Pulverização de plasma: remodelando a biointerface para reparo ósseo humano
Nas áreas de reparação ortopédica e articulações artificiais, a pulverização de plasma, com a sua tecnologia única de modificação de superfície, está a tornar-se uma ponte crucial que liga os implantes metálicos e o osso humano. Ao construir um revestimento biomimético, aumenta significativamente a capacidade de osseointegração e a eficácia clínica dos implantes.
I. Princípio Técnico: Fusão em Alta Temperatura para Construir uma Interface Biomimética
A pulverização de plasma utiliza um jato de plasma de alta temperatura superior a 10.000K para derreter pós de biomateriais, como titânio e hidroxiapatita (HA), que são então pulverizados em alta velocidade e depositados na superfície de implantes, como ligas de titânio e ligas de cobalto-cromo, formando um revestimento poroso em escala micrométrica.

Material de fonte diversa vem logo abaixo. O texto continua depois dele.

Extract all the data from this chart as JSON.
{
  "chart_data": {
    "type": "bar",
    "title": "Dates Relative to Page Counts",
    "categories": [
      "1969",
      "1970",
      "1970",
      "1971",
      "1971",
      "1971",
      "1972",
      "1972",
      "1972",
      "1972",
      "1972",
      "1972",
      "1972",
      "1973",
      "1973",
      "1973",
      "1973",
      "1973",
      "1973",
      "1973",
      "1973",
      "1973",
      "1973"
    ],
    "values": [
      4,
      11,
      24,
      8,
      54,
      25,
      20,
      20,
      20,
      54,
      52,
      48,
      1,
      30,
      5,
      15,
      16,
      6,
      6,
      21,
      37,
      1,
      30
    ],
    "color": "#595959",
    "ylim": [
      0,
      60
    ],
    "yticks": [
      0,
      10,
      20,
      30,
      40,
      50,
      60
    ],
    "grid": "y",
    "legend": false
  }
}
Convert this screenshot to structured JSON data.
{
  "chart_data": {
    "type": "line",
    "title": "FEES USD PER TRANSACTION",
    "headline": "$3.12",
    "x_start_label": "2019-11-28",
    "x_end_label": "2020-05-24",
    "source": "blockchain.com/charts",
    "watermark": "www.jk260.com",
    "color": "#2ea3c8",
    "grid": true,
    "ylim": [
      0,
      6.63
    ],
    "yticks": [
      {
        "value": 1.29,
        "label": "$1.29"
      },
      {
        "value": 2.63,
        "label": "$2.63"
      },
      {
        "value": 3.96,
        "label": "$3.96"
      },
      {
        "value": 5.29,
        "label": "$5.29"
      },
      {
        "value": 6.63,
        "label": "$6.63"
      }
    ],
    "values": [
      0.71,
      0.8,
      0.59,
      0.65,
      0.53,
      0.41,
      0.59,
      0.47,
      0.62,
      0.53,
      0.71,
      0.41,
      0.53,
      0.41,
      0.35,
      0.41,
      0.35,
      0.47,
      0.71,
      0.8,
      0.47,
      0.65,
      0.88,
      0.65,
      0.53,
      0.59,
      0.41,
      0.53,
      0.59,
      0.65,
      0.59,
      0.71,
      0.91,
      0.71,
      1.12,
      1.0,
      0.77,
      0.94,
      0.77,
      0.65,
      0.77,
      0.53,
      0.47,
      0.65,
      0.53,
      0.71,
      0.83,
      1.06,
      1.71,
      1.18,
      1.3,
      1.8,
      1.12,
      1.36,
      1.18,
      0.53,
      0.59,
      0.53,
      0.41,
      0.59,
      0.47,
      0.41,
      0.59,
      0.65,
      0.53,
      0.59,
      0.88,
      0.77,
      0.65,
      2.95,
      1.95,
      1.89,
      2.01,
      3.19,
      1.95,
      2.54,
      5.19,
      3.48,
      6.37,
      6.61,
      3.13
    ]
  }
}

Esta tecnologia permite o controle preciso da espessura do revestimento, da porosidade (30%-50%) e da microestrutura, criando um microambiente ideal para o crescimento interno do tecido ósseo.
II. Materiais de revestimento central: adaptando-se à “linguagem biológica” do osso
1. Revestimento de hidroxiapatita (HA)
Composição Biomimética: Altamente consistente com os componentes inorgânicos do osso humano, possuindo excelente bioatividade, pode induzir adesão, proliferação e mineralização de osteoblastos, acelerando a integração da interface osso-implante.
Valor Clínico: Aumenta a velocidade de osteointegração em articulações artificiais em aproximadamente 40%, reduz o risco de afrouxamento da prótese e é amplamente utilizado em taças acetabulares de quadril e joelho e hastes femorais.
2. Revestimento de titânio (Ti)
Vantagens Estruturais: Forma uma superfície porosa e rugosa com poros de 100-500μm, melhorando a estabilidade inicial do implante.
Adaptação Mecânica: Combina resistência metálica e biocompatibilidade, adequada para implantes em áreas de sustentação de peso, como coluna vertebral e acetábulo.
O biorrevestimento preparado por pulverização de plasma pode formar uma microestrutura porosa, biomimética e altamente adesiva na superfície dos implantes metálicos, melhorando significativamente a capacidade de osseointegração e promovendo rápida adesão, crescimento e crescimento interno de células ósseas humanas, alcançando integração estável entre a prótese e o osso autólogo. O revestimento apresenta excelente biocompatibilidade, é atóxico e não irritante, reduzindo reações de rejeição; também possui boa resistência ao desgaste, resistência à corrosão e resistência à fadiga, prolongando efetivamente a vida útil do implante e tornando as próteses ortopédicas para articulações, fixação de fraturas e outros procedimentos mais seguros, duráveis e mais adequados às necessidades fisiológicas humanas.